監督
エドワード・ベルガー
ジャンル
ミステリー
出演
レイフ・ファインズ
スタンリー・トゥッチ
ジョン・リスゴー
イザベラ・ロッセリーニ
鑑賞方法
映画館 ミニシアター
なんだか近くの映画館で普段利用するところではやってなくて、昨年リニューアルオープンしたミニシアターに行くことに。
大手シネコンでもやっていたんだけどかかってるスクリーンが小さくてミニシアターより箱が小さかったのでそれなら・・・という感じで。
で、びっくりしたのが何と早めに行ったのに満席の案内。
予約しておいてよかった。久しぶりですよ満席の映画館なんて。
で、まるで全盛期のMCU映画のような熱気を感じながら臨んだのがオールジジイキャストとでもいうべき『教皇選挙』。
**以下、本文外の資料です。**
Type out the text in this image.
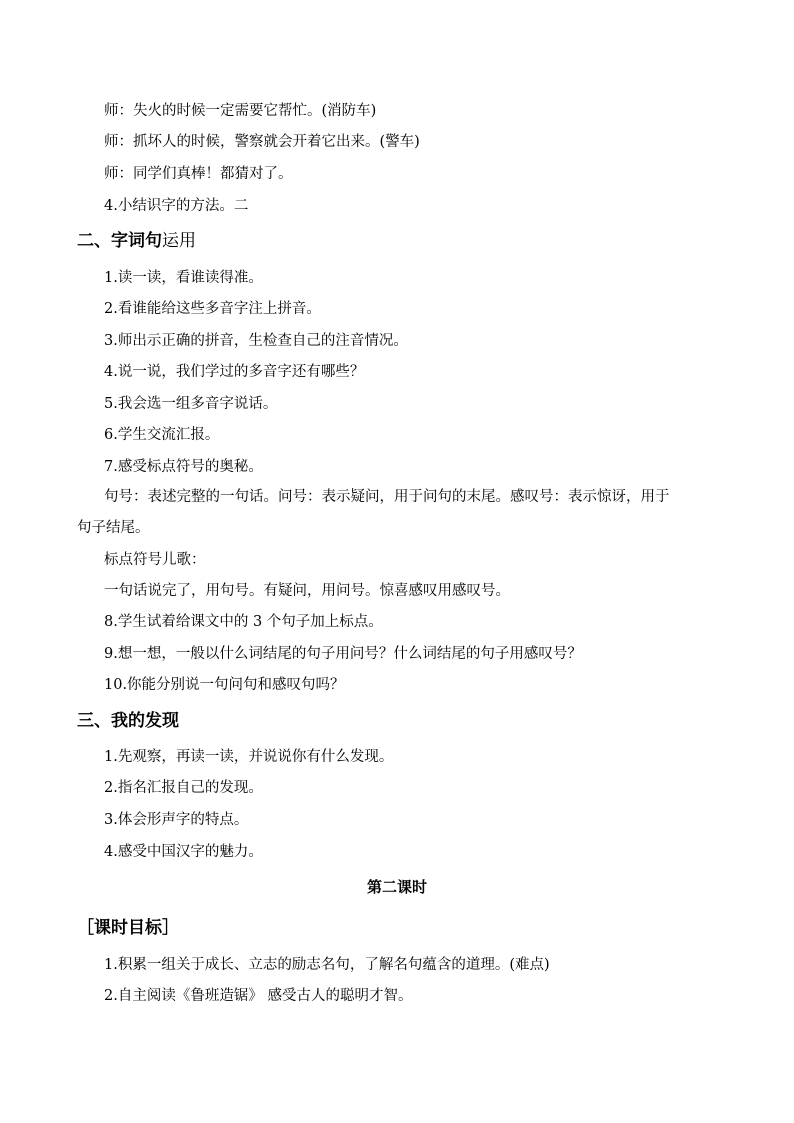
师：失火的时候一定需要它帮忙。(消防车)
师：抓坏人的时候，警察就会开着它出来。(警车)
师：同学们真棒！都猜对了。
4.小结识字的方法。二
二、字词句运用
1.读一读，看谁读得准。
2.看谁能给这些多音字注上拼音。
3.师出示正确的拼音，生检查自己的注音情况。
4.说一说，我们学过的多音字还有哪些？
5.我会选一组多音字说话。
6.学生交流汇报。
7.感受标点符号的奥秘。
句号：表述完整的一句话。问号：表示疑问，用于问句的末尾。感叹号：表示惊讶，用于
句子结尾。
标点符号儿歌：
一句话说完了，用句号。有疑问，用问号。惊喜感叹用感叹号。
8.学生试着给课文中的 3 个句子加上标点。
9.想一想，一般以什么词结尾的句子用问号？什么词结尾的句子用感叹号？
10.你能分别说一句问句和感叹句吗？
三、我的发现
1.先观察，再读一读，并说说你有什么发现。
2.指名汇报自己的发现。
3.体会形声字的特点。
4.感受中国汉字的魅力。
第二课时
［课时目标］
1.积累一组关于成长、立志的励志名句，了解名句蕴含的道理。(难点)
2.自主阅读《鲁班造锯》 感受古人的聪明才智。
なぜかアルファベットの「I」の字だけ色が違う謎のオープニングクレジットで幕を開けたこの映画、冒頭はみんな爺さんで、服装も似たような僧侶の服装をしているので誰が誰か見分けつかんかも、と心配しましたがだんだん注目すべき人物が絞れてきてその人物は必ず名前を呼ばれたらアップで画面に映るので一安心。
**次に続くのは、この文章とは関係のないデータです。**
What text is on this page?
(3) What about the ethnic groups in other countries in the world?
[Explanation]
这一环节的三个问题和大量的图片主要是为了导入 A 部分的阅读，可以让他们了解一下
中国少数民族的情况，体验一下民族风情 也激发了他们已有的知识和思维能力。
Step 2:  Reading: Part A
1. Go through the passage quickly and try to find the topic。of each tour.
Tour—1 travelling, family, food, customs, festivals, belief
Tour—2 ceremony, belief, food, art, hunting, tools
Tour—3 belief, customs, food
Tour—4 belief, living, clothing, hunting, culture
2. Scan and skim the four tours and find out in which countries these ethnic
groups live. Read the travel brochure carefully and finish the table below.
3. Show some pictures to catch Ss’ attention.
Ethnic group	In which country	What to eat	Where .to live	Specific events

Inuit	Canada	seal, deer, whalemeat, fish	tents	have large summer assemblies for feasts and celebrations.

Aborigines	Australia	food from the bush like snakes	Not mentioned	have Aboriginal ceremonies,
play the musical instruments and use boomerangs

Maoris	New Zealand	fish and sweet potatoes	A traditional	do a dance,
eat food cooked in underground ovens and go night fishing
そのうち見わけもついて無事ストーリーに没頭できるように。
何しろミステリー映画なのでそこが追えてないと楽しめないですからね。
世界中のほとんどすべての人が知らないバチカンの内部を映す映画だけに、海外の映画に出てくる忍者のような誇張もずいぶんありそうだということはさすがにわかりましたが、その分早々に、”これは漫画のようなフィクション寄りの話なんだと理解ができました。
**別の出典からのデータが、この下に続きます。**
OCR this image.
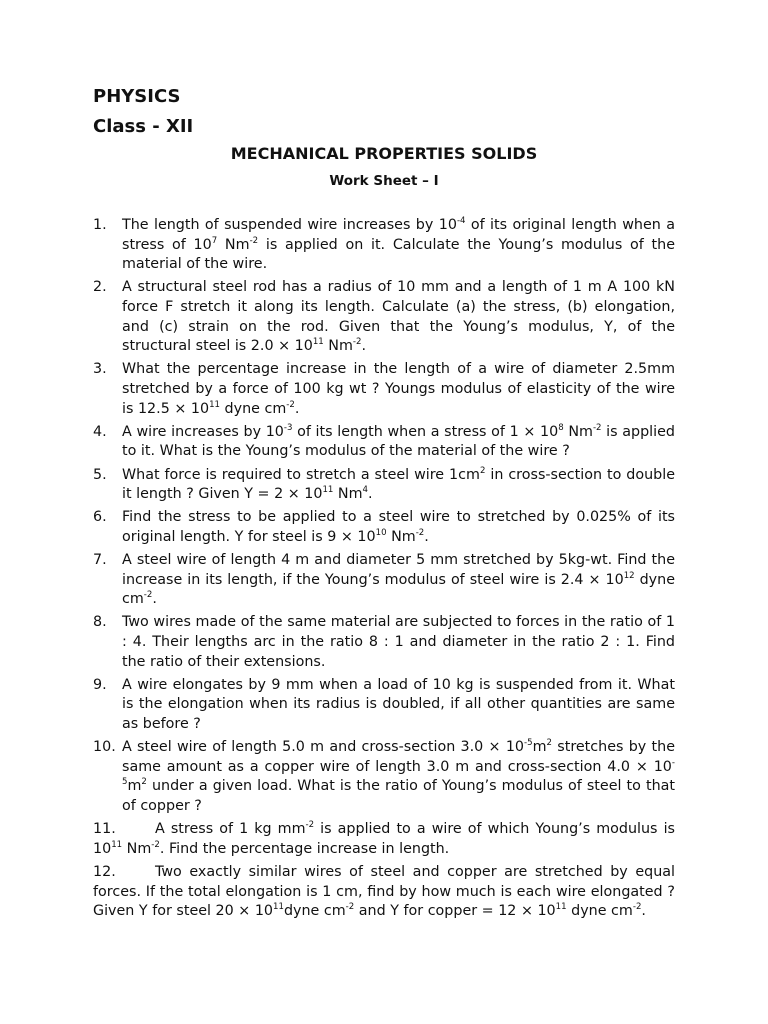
PHYSICS
Class - XII
MECHANICAL PROPERTIES SOLIDS
Work Sheet – I
1. The length of suspended wire increases by $10^{-4}$ of its original length when a stress of $10^7$ $Nm^{-2}$ is applied on it. Calculate the Young’s modulus of the material of the wire.
2. A structural steel rod has a radius of 10 mm and a length of 1 m A 100 kN force F stretch it along its length. Calculate (a) the stress, (b) elongation, and (c) strain on the rod. Given that the Young’s modulus, Y, of the structural steel is $2.0 \times 10^{11}$ $Nm^{-2}$.
3. What the percentage increase in the length of a wire of diameter 2.5mm stretched by a force of 100 kg wt ? Youngs modulus of elasticity of the wire is $12.5 \times 10^{11}$ dyne $cm^{-2}$.
4. A wire increases by $10^{-3}$ of its length when a stress of $1 \times 10^8$ $Nm^{-2}$ is applied to it. What is the Young’s modulus of the material of the wire ?
5. What force is required to stretch a steel wire $1cm^2$ in cross-section to double it length ? Given $Y = 2 \times 10^{11}$ Nm$^4$.
6. Find the stress to be applied to a steel wire to stretched by 0.025% of its original length. Y for steel is $9 \times 10^{10}$ $Nm^{-2}$.
7. A steel wire of length 4 m and diameter 5 mm stretched by 5kg-wt. Find the increase in its length, if the Young’s modulus of steel wire is $2.4 \times 10^{12}$ dyne $cm^{-2}$.
8. Two wires made of the same material are subjected to forces in the ratio of 1 : 4. Their lengths arc in the ratio 8 : 1 and diameter in the ratio 2 : 1. Find the ratio of their extensions.
9. A wire elongates by 9 mm when a load of 10 kg is suspended from it. What is the elongation when its radius is doubled, if all other quantities are same as before ?
10. A steel wire of length 5.0 m and cross-section $3.0 \times 10^{-5}m^2$ stretches by the same amount as a copper wire of length 3.0 m and cross-section $4.0 \times 10^{-5}m^2$ under a given load. What is the ratio of Young’s modulus of steel to that of copper ?
11.	A stress of 1 kg $mm^{-2}$ is applied to a wire of which Young’s modulus is $10^{11}$ $Nm^{-2}$. Find the percentage increase in length.
12.	Two exactly similar wires of steel and copper are stretched by equal forces. If the total elongation is 1 cm, find by how much is each wire elongated ? Given Y for steel $20 \times 10^{11}dyne$ $cm^{-2}$ and Y for copper = $12 \times 10^{11}$ dyne $cm^{-2}$.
ただ、人物設定はかなりリアルで、前教皇がかなりの改革派だったこと、その教皇の死によって、側近中の側近だった主人公のローレンスはすっかり信仰心が失われてしまっていることなんかが明らかになってゆきます。
次の教皇候補は前教皇とはずいぶん意見が違う保守派のテデスコ、これまた前教皇とは意見が合わないながら有力候補のトランブレ、教皇に即位すれば初の黒人教皇となるアデイエミ、そしてローレンスと同じく前教皇の側近中の側近だった主人公の盟友ベリーニ、そして前教皇が存在を伏せて秘密裏に枢機卿に任命していたといういかにもミステリー映画らしい設定で戦乱の地アフガニスタンのカブールから選挙に参加してきたベニテス。
彼らから一人の教皇が選ばれるまで選挙は密室状態で何度も繰り返されるというから気分はやっぱりミステリー小説を読んでいるときのような感じになります。
教皇を選ぶということで、もっと宗教色の強いものかもと思っていた印象自体は、映画の随所に登場する「そんなわけないやん」という描写、例えば指輪の金具を外すためだけのための仰々しい道具、亡き教皇の部屋を封印するのにつかわれるシーリングワックスとかで薄れて、『名探偵コナン』のような謎解きがメインであること自体は最初にチューニングされるので、レイフ・ファインズ扮するローレンスが候補者たちの教皇にふさわしくない一面を探り当てては徹底的に調べ上げて排除してゆく過程に没頭できます。
最後の最後にはアッと驚くどんでん返しもあり、最後までミステリー映画の楽しさを徹底的に味わわせてくれる作品でした。
まあ、とにかく服装が登場人物ほぼ全員が枢機卿という偉いさんばっかりなので豪華。
しかもそれを白昼堂々と描くよりは暗い部屋で陰影を強くして撮影しているので、ルネサンス期の宗教画のように重厚で美麗。
おじさん群像劇をこんなに荘厳な絵作りで見せてくれる映画って70年代のマフィアもの以来じゃないかな?
あと、おじさんばかりの中で日の丸弁当の梅干しのようにくっきりしっかりアクセントをつけてくれるのがイザベラ・ロッセリーニ。文字通り紅一点というべき配役ですが、その重責に応えるしっかりした演技でした。
テイストを宗教色を消したり人間の闇を深堀しないライトな感じにした分、120分という尺に収められていたのはいいのですが、個人的にはもう少しポップ寄りではなくて、丁寧に時系列を見せて叙事的な感じに仕上げても良かったんじゃないかな?と感じました。ただそれだと上映時間が150分は必要になるだろうから、最近の上映時間長すぎ問題からするとちょうどいい塩梅だったのだと思います。
レイフ・ファインズとはアカデミー受賞作『シンドラーのリスト』からの付き合い。